I assume this is for data augmentation. Which is nice and helps the training procedure, but not very fortunate during validation in my opinion. It is just a suggestion, it would be better to not flip any image, or flip all, or validate on both normal and flipped images, or basically any option is good, which does not involve randomness for validation. Although if one considers the possibility to compare results to other methods then most likely the "no flipping" version is the most desirable, to help to ensure that the results are evaluated on the same set.

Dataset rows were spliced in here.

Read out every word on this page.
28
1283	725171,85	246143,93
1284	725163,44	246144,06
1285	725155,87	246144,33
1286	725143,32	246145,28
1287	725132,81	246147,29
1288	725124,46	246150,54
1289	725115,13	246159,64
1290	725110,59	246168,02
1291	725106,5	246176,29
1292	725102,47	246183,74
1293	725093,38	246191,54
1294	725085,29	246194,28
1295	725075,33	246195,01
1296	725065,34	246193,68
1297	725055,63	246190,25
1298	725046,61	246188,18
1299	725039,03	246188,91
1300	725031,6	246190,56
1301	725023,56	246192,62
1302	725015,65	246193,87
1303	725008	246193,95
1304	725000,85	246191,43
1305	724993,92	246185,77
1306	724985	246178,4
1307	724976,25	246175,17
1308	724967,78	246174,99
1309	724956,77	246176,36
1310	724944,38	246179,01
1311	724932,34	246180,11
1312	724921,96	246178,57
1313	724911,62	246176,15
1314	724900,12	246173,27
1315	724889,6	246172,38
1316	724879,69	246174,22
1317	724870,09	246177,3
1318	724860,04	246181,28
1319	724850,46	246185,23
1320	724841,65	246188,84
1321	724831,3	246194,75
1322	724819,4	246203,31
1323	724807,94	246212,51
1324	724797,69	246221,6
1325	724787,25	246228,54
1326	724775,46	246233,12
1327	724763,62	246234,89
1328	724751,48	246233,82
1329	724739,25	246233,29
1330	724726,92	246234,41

yanfangfangfang commented 5 years ago

very thanks for your advices. and i run code with python 2.7 there should be /255.0.

image

CommissarMa commented 5 years ago

@csonde You are right. I will fix them. Thank you.

xinke-wang commented 5 years ago

Hi @yanfangfangfang , have you finally achieved the MAE (62.3) which was proposed in the paper for Shanghai Part A ? As I can only get about 66 even after 1000 epochs. Many thanks.

yanfangfangfang commented 5 years ago

Hi @yanfangfangfang , have you finally achieved the MAE (62.3) which was proposed in the paper for Shanghai Part A ? As I can only get about 66 even after 1000 epochs. Many thanks.

no i just got the same result as you, i can't found my problem. but i use the pre-model of code author can reach the MAE(about 62). if you fix, please concat ,thank you very much.

xinke-wang commented 5 years ago

Hi @yanfangfangfang , have you finally achieved the MAE (62.3) which was proposed in the paper for Shanghai Part A ? As I can only get about 66 even after 1000 epochs. Many thanks.

no i just got the same result as you, i can't found my problem. but i use the pre-model of code author can reach the MAE(about 62). if you fix, please concat ,thank you very much.

Thank you for your prompt reply, I will update it if I reach the MAE.

RanRan-Margaret commented 3 years ago

Hi @yanfangfangfang , have you finally achieved the MAE (62.3) which was proposed in the paper for Shanghai Part A ? As I can only get about 66 even after 1000 epochs. Many thanks.

no i just got the same result as you, i can't found my problem. but i use the pre-model of code author can reach the MAE(about 62). if you fix, please concat ,thank you very much.

Thank you for your prompt reply, I will update it if I reach the MAE.

I have the same problem that mae=66,Have you fix it?